Nationalité : France, Italie
Genre : Comédie, Drame
Durée : 2h25
Date de sortie : Prochainement
Réalisateur : Marine Atlan
Acteurs principaux : Antonia Buresi, Julie Sokolowski
Un groupe de lycéens français part en voyage scolaire à Naples pour découvrir les ruines de Pompéi et ses corps pétrifiés par le Vésuve. C’est là que le vertige les saisit brutalement. L’un après l’autre, ils se laissent submerger par le désir et la colère jusqu’à s’y abandonner complètement.
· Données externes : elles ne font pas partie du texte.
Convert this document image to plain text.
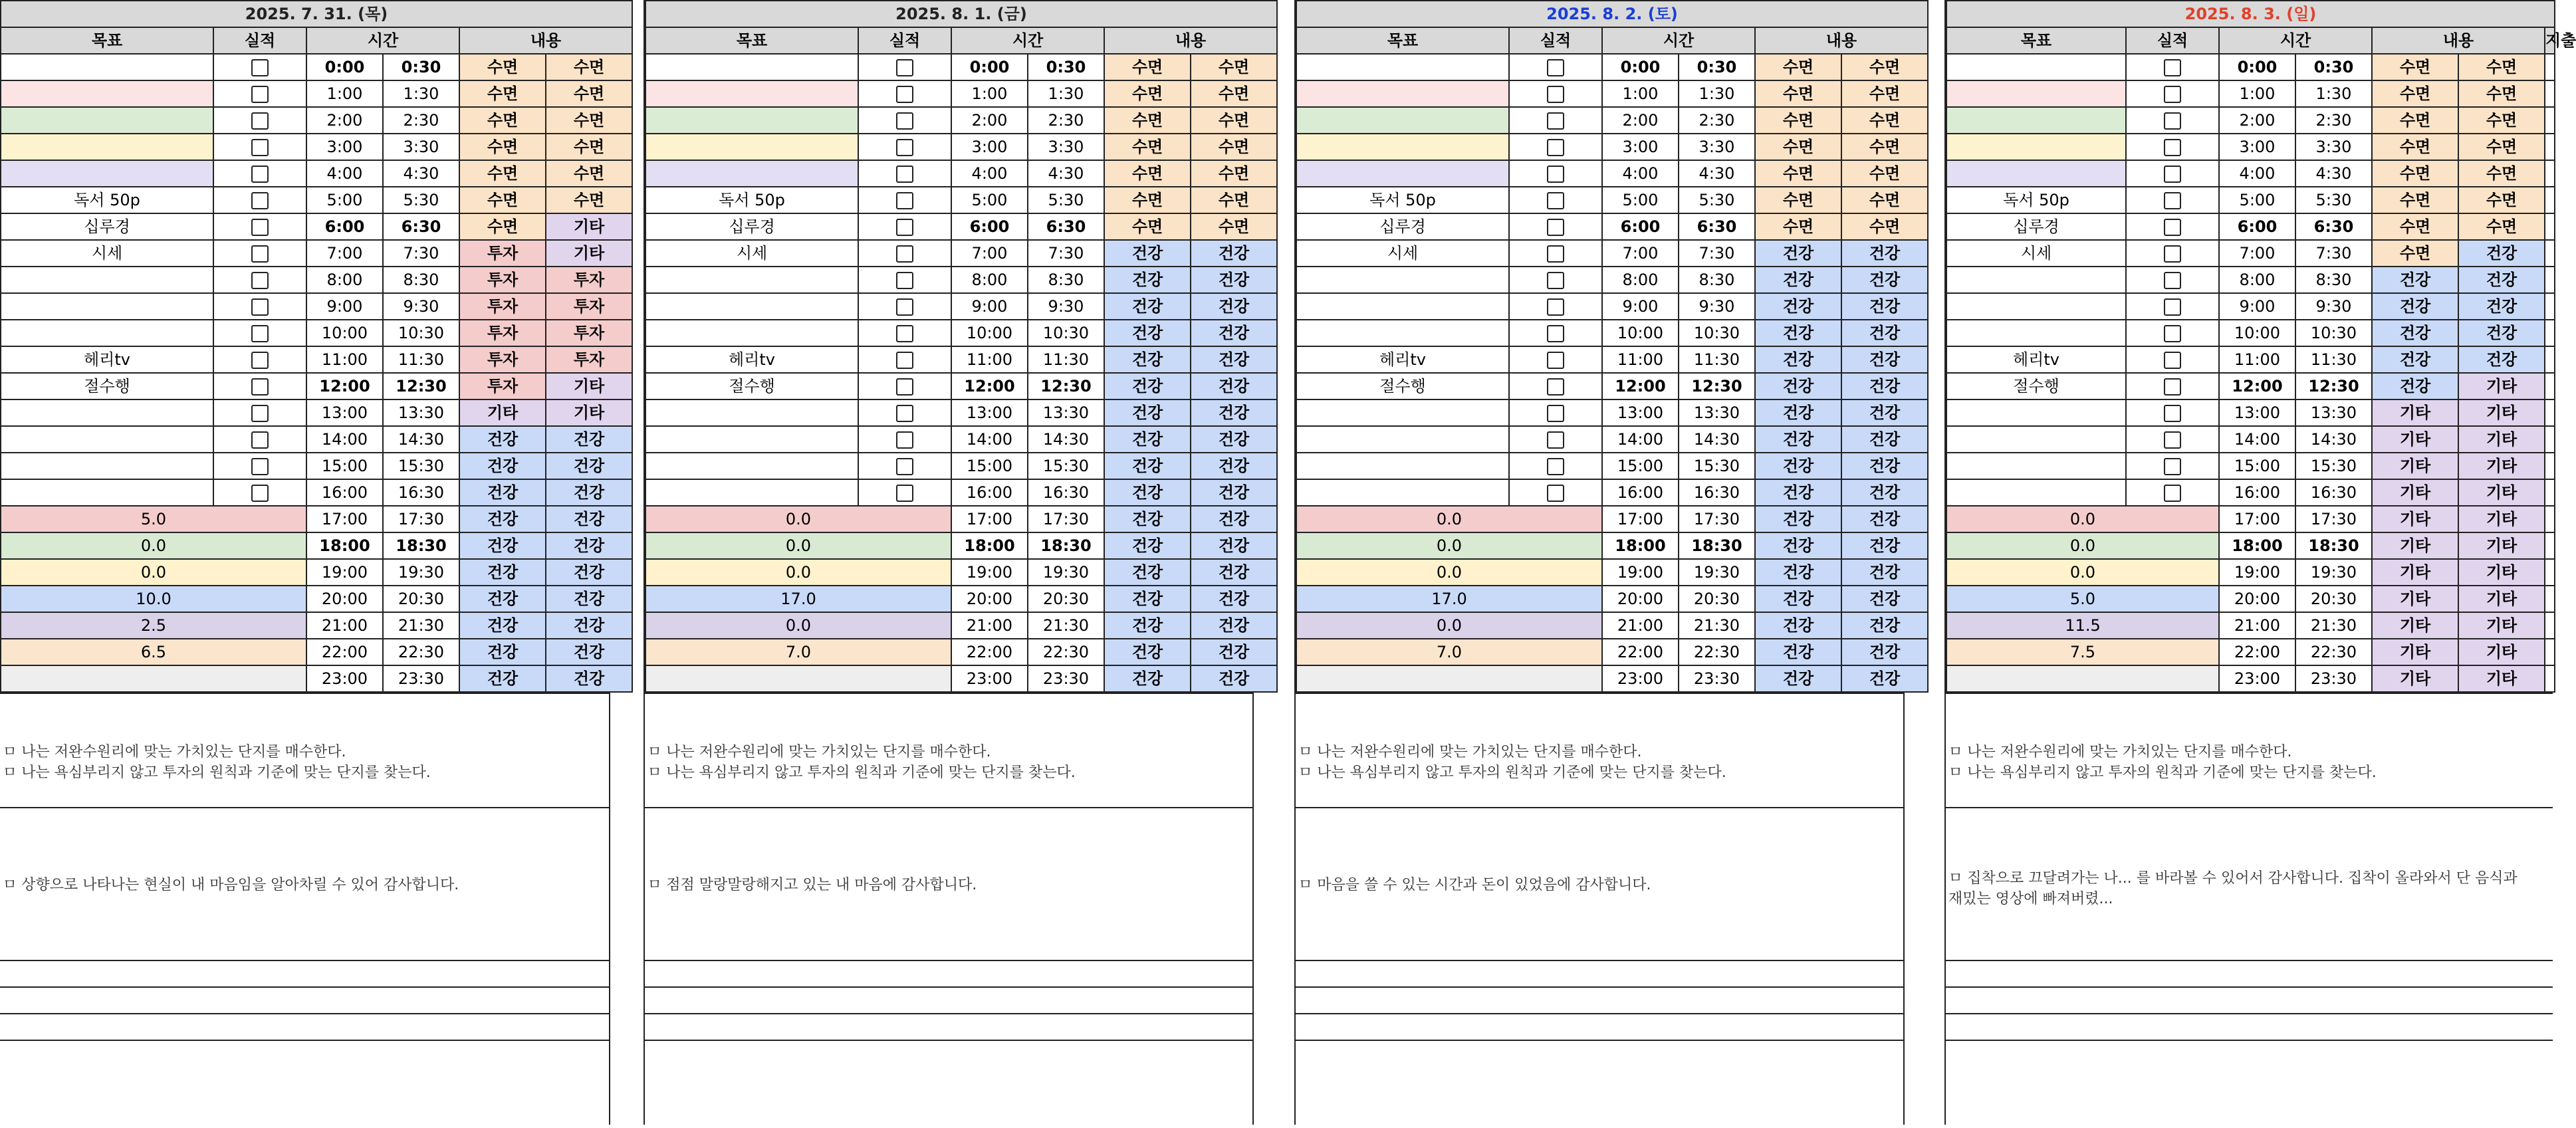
2025. 7. 31. (목)						
목표	실적	시간		내용	
		0:00	0:30	수면	수면	
		1:00	1:30	수면	수면	
		2:00	2:30	수면	수면	
		3:00	3:30	수면	수면	
		4:00	4:30	수면	수면	
독서 50p		5:00	5:30	수면	수면	
십루경		6:00	6:30	수면	기타	
시세		7:00	7:30	투자	기타	
		8:00	8:30	투자	투자	
		9:00	9:30	투자	투자	
		10:00	10:30	투자	투자	
헤리tv		11:00	11:30	투자	투자	
절수행		12:00	12:30	투자	기타	
		13:00	13:30	기타	기타	
		14:00	14:30	건강	건강	
		15:00	15:30	건강	건강	
		16:00	16:30	건강	건강	
5.0		17:00	17:30	건강	건강	
0.0		18:00	18:30	건강	건강	
0.0		19:00	19:30	건강	건강	
10.0		20:00	20:30	건강	건강	
2.5		21:00	21:30	건강	건강	
6.5		22:00	22:30	건강	건강	
		23:00	23:30	건강	건강	
ㅁ 나는 저완수원리에 맞는 가치있는 단지를 매수한다.
ㅁ 나는 욕심부리지 않고 투자의 원칙과 기준에 맞는 단지를 찾는다.
ㅁ 상향으로 나타나는 현실이 내 마음임을 알아차릴 수 있어 감사합니다.
2025. 8. 1. (금)						
목표	실적	시간		내용	
		0:00	0:30	수면	수면	
		1:00	1:30	수면	수면	
		2:00	2:30	수면	수면	
		3:00	3:30	수면	수면	
		4:00	4:30	수면	수면	
독서 50p		5:00	5:30	수면	수면	
십루경		6:00	6:30	수면	수면	
시세		7:00	7:30	건강	건강	
		8:00	8:30	건강	건강	
		9:00	9:30	건강	건강	
		10:00	10:30	건강	건강	
헤리tv		11:00	11:30	건강	건강	
절수행		12:00	12:30	건강	건강	
		13:00	13:30	건강	건강	
		14:00	14:30	건강	건강	
		15:00	15:30	건강	건강	
		16:00	16:30	건강	건강	
0.0		17:00	17:30	건강	건강	
0.0		18:00	18:30	건강	건강	
0.0		19:00	19:30	건강	건강	
17.0		20:00	20:30	건강	건강	
0.0		21:00	21:30	건강	건강	
7.0		22:00	22:30	건강	건강	
		23:00	23:30	건강	건강	
ㅁ 나는 저완수원리에 맞는 가치있는 단지를 매수한다.
ㅁ 나는 욕심부리지 않고 투자의 원칙과 기준에 맞는 단지를 찾는다.
ㅁ 점점 말랑말랑해지고 있는 내 마음에 감사합니다.
2025. 8. 2. (토)						
목표	실적	시간		내용	
		0:00	0:30	수면	수면	
		1:00	1:30	수면	수면	
		2:00	2:30	수면	수면	
		3:00	3:30	수면	수면	
		4:00	4:30	수면	수면	
독서 50p		5:00	5:30	수면	수면	
십루경		6:00	6:30	수면	수면	
시세		7:00	7:30	건강	건강	
		8:00	8:30	건강	건강	
		9:00	9:30	건강	건강	
		10:00	10:30	건강	건강	
헤리tv		11:00	11:30	건강	건강	
절수행		12:00	12:30	건강	건강	
		13:00	13:30	건강	건강	
		14:00	14:30	건강	건강	
		15:00	15:30	건강	건강	
		16:00	16:30	건강	건강	
0.0		17:00	17:30	건강	건강	
0.0		18:00	18:30	건강	건강	
0.0		19:00	19:30	건강	건강	
17.0		20:00	20:30	건강	건강	
0.0		21:00	21:30	건강	건강	
7.0		22:00	22:30	건강	건강	
		23:00	23:30	건강	건강	
ㅁ 나는 저완수원리에 맞는 가치있는 단지를 매수한다.
ㅁ 나는 욕심부리지 않고 투자의 원칙과 기준에 맞는 단지를 찾는다.
ㅁ 마음을 쓸 수 있는 시간과 돈이 있었음에 감사합니다.
2025. 8. 3. (일)						
목표	실적	시간		내용		지출
		0:00	0:30	수면	수면	
		1:00	1:30	수면	수면	
		2:00	2:30	수면	수면	
		3:00	3:30	수면	수면	
		4:00	4:30	수면	수면	
독서 50p		5:00	5:30	수면	수면	
십루경		6:00	6:30	수면	수면	
시세		7:00	7:30	수면	건강	
		8:00	8:30	건강	건강	
		9:00	9:30	건강	건강	
		10:00	10:30	건강	건강	
헤리tv		11:00	11:30	건강	건강	
절수행		12:00	12:30	건강	기타	
		13:00	13:30	기타	기타	
		14:00	14:30	기타	기타	
		15:00	15:30	기타	기타	
		16:00	16:30	기타	기타	
0.0		17:00	17:30	기타	기타	
0.0		18:00	18:30	기타	기타	
0.0		19:00	19:30	기타	기타	
5.0		20:00	20:30	기타	기타	
11.5		21:00	21:30	기타	기타	
7.5		22:00	22:30	기타	기타	
		23:00	23:30	기타	기타	
ㅁ 나는 저완수원리에 맞는 가치있는 단지를 매수한다.
ㅁ 나는 욕심부리지 않고 투자의 원칙과 기준에 맞는 단지를 찾는다.
ㅁ 집착으로 끄달려가는 나... 를 바라볼 수 있어서 감사합니다. 집착이 올라와서 단 음식과
재밌는 영상에 빠져버렸...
(L'avis exprimé par les rédacteurs de cette rubrique est indépendant du travail et des choix du Jury oecuménique.)
18 mai 2026
La Gradiva est d’abord le nom d’une femme sculptée sur un bas relief de Pompéi qui désigne « celle qui marche ». Cette statue est une fiction, un rêve analysé par Freud, un mystère qui mêle le fantôme du passé au fantasme. Pour mettre en marche ce mythe, la réalisatrice en saisit toute l’étrangeté par un récit d’une grande maîtrise, somptueux esthétiquement et troublant émotionnellement.
Avec ces jeunes pleins de vie et en « construction », leur état de grâce et leur détresse entrent en fusion. S’y déchaînent, avec justesse, les passions des protagonistes en un jaillissement continu, tant dans la parole que dans la solitude.
Il y a une grande densité romanesque dans La Gradiva, mais aussi un regard très fin, attentif à tous les personnages, même si le film s’attache surtout à Tony, pour leur offrir une pleine place au sein du groupe.
Pour sa première réalisation, Marine Atlan réalise un film aussi envoûtant que percutant, qui se démarque des films sociaux purement réalistes, et s’inscrit dans la lignée des œuvres de Jacques Rozier ou Patricia Mazuy. La forme du récit, jusqu’à en assumer le mélodrame et la mélancolie, fait penser aux œuvres de Douglas Sirk. C’est un film sur l’héritage, l’exil, l’amour.